En 1760, il est reçu maître-ouvrier de la « Communauté des marchands maîtres ouvriers en drap d’or, d’argent et de soye » et cinq ans plus tard il sera maître marchand-fabricant.

Il eut douze enfants et c’est l’aîné, Claude-Marie, qui succéda à son père dans la profession de fabricant. Sous la Restauration, Claude-Marie saisit l’opportunité du marché des soieries destinées à la fabrication de parapluies et ombrelles alors très en vogue.

En 1833, son fils Horace, qui travaillait avec lui dans l'entreprise, meurt prématurément à l'age de 42 ans. Il avait ajouté aux activités de tissage de la soie le façonnage des parties mécaniques des ombrelles et parapluies. Sa veuve reprit les affaires sous la raison sociale « Veuve Verzier et Cie, marchand d’ombrelle de soie, taffetas et coton ».

A la mort de Claude-Marie, en 1843, c'est son second fils - également prénommé Horace et que par commodité, nous appellerons Horace Jean-Marie, issu d'un deuxième mariage, qui reprend la tête de la manufacture de soie. C'est un technicien averti du tissage, auteur de plusieurs brevets d'invention notamment pour la fabrication du velours coupé.
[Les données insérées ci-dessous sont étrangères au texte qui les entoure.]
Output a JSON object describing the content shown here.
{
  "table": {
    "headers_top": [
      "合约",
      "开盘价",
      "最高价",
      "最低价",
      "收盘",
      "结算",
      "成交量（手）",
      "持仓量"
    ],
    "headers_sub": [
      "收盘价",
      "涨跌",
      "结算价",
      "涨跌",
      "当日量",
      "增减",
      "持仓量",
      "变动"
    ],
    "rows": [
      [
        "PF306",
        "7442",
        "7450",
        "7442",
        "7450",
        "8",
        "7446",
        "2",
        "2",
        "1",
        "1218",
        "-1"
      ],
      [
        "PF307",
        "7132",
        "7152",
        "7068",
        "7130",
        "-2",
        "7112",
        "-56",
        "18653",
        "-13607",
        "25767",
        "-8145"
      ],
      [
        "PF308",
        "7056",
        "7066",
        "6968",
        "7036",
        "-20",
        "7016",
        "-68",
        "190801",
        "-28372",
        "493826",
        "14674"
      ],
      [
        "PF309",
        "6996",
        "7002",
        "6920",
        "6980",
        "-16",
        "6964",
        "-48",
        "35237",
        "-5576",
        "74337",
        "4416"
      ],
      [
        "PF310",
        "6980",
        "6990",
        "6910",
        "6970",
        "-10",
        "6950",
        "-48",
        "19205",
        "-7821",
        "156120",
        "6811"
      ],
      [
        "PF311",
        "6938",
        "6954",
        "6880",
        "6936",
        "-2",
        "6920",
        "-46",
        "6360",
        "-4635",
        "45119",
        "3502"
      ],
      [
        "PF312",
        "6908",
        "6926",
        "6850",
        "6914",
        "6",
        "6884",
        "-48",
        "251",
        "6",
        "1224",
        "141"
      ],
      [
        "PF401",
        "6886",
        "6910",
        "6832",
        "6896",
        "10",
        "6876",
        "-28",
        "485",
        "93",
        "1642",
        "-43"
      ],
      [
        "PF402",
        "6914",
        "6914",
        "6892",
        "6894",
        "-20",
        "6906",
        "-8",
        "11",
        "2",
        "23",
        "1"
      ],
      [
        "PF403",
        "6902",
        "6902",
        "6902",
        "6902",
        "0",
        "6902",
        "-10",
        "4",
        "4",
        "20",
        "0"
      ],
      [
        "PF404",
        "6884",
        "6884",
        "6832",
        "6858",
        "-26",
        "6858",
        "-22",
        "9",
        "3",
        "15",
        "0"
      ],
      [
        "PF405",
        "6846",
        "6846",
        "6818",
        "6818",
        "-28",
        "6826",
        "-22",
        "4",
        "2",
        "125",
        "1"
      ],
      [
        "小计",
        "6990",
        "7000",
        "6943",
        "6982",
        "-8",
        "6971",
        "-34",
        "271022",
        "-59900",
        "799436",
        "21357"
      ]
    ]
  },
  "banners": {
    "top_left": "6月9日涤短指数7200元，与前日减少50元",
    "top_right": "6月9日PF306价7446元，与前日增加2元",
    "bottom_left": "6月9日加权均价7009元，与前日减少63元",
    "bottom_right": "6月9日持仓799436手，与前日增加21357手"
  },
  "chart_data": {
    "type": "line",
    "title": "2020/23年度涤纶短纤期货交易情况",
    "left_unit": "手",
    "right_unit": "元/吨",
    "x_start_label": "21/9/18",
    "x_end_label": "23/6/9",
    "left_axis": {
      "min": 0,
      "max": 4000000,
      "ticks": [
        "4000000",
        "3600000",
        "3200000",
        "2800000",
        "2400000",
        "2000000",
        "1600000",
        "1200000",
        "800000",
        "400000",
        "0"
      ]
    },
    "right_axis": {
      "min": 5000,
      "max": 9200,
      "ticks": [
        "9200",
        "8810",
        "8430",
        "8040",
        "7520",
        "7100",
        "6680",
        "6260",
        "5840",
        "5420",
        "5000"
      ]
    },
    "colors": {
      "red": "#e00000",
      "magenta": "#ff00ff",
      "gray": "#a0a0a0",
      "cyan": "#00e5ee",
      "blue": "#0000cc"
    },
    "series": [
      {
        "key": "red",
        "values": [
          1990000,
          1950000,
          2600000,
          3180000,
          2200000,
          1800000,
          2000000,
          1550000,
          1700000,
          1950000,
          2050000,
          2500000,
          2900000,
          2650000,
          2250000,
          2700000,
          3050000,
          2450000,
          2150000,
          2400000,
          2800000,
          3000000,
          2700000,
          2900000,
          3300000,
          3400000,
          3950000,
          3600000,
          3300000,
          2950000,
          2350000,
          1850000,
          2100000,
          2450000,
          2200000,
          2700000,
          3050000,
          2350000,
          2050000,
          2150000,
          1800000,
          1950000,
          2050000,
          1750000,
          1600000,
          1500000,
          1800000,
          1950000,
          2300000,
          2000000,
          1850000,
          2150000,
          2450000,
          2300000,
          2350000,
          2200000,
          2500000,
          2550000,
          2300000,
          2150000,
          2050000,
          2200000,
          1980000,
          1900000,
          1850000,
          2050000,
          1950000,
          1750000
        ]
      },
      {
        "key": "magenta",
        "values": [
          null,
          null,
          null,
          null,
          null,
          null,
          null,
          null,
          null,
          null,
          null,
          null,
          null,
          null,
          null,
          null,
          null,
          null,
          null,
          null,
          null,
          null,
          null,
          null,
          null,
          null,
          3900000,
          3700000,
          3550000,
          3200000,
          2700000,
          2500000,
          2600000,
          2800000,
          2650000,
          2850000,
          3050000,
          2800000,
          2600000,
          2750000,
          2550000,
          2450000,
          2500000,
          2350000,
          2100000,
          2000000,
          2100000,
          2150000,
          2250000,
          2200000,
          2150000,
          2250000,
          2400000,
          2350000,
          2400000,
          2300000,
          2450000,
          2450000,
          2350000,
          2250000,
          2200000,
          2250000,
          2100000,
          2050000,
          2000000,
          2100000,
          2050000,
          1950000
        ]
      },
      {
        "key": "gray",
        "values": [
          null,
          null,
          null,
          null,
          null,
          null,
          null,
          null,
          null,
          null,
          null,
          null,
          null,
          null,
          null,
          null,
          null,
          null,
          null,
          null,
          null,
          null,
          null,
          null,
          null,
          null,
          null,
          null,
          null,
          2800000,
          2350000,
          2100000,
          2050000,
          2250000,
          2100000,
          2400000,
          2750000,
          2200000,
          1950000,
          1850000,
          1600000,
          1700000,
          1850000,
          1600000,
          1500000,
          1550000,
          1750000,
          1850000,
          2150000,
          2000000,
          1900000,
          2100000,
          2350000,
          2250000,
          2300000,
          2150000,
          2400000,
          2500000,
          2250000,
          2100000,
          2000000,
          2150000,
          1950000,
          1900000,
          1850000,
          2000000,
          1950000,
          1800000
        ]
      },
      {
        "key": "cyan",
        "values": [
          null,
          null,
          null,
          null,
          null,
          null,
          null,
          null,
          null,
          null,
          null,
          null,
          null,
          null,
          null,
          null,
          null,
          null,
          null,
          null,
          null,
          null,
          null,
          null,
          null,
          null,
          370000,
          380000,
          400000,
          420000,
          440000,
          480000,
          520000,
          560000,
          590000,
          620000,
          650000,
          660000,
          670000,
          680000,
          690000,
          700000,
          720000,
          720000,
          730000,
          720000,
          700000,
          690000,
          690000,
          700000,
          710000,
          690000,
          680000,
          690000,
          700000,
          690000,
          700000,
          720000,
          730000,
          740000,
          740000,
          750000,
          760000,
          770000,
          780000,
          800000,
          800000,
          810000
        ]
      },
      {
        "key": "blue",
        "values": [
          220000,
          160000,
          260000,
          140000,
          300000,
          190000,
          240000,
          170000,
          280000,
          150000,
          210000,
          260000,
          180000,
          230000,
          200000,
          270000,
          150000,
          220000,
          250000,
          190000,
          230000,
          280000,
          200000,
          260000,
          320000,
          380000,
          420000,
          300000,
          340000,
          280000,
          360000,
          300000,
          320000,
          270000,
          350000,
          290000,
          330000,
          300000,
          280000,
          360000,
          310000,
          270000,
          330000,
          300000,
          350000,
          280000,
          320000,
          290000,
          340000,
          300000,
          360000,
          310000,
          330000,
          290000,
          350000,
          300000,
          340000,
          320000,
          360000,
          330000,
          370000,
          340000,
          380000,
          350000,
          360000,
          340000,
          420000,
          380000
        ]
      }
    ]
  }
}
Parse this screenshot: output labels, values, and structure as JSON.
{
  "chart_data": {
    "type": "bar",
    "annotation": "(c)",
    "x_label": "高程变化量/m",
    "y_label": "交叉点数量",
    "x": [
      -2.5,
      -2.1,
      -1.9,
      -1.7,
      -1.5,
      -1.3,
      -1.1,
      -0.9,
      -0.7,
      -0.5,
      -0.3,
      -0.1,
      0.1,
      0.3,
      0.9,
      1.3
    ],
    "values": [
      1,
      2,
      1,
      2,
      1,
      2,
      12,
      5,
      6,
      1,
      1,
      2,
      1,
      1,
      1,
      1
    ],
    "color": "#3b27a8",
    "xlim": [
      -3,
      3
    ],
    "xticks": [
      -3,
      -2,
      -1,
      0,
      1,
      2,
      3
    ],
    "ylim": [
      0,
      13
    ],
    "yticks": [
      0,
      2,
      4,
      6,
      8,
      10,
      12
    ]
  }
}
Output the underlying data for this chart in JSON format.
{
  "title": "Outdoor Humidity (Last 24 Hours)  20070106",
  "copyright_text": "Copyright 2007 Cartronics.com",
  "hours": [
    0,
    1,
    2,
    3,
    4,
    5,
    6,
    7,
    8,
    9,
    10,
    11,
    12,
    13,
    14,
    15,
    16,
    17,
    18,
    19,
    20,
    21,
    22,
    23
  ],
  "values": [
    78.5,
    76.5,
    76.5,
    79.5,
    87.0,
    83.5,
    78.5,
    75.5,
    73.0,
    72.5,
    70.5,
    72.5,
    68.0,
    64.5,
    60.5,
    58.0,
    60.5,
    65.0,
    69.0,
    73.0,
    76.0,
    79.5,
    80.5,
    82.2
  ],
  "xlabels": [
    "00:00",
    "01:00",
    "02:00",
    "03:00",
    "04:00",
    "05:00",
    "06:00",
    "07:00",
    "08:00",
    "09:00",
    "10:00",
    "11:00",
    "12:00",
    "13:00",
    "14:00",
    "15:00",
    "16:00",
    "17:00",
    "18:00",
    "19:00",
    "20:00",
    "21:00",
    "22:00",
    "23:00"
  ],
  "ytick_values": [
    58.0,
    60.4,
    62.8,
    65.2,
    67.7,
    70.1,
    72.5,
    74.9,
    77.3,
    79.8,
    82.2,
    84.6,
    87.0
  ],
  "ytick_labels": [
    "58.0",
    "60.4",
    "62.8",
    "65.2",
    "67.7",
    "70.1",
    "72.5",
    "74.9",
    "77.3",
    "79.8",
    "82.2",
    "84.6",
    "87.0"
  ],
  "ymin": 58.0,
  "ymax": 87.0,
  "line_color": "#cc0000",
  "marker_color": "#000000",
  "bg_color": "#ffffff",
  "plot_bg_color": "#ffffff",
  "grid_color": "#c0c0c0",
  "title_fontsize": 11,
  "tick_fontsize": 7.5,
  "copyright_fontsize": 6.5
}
Il a l’idée d’ajouter aux fabrications classiques une création nouvelle et pleine d’avenir : le portrait tissé.

Cette spécialité, également nommée « taille douce », distinguera la manufacture Verzier .

Horace Jean-Marie décède en 1866. C'est alors le fils du premier Horace, Claude-Louis qui lui succède, trois générations après François Verzier.

C'est par son fils Philippe, avoué, que se poursuit la lignée des fabricants en soiries puisque c'est le fils ainé de Philippe, Charles Verzier, qui épouse Thérèse Prelle en 1926.

Charles Verzier s’associe alors avec son beau père Eugène Prelle et prend en charge la gestion de l’entreprise. A son décès en 1948, ses fils Philippe et François reprennent l’affaire à l’âge de 18 et 20 ans.

C’est maintenant le fils de François, Guillaume Verzier, représentant de la huitième génération coté Verzier et de la cinquième génération coté Prelle, qui perpétue la tradition.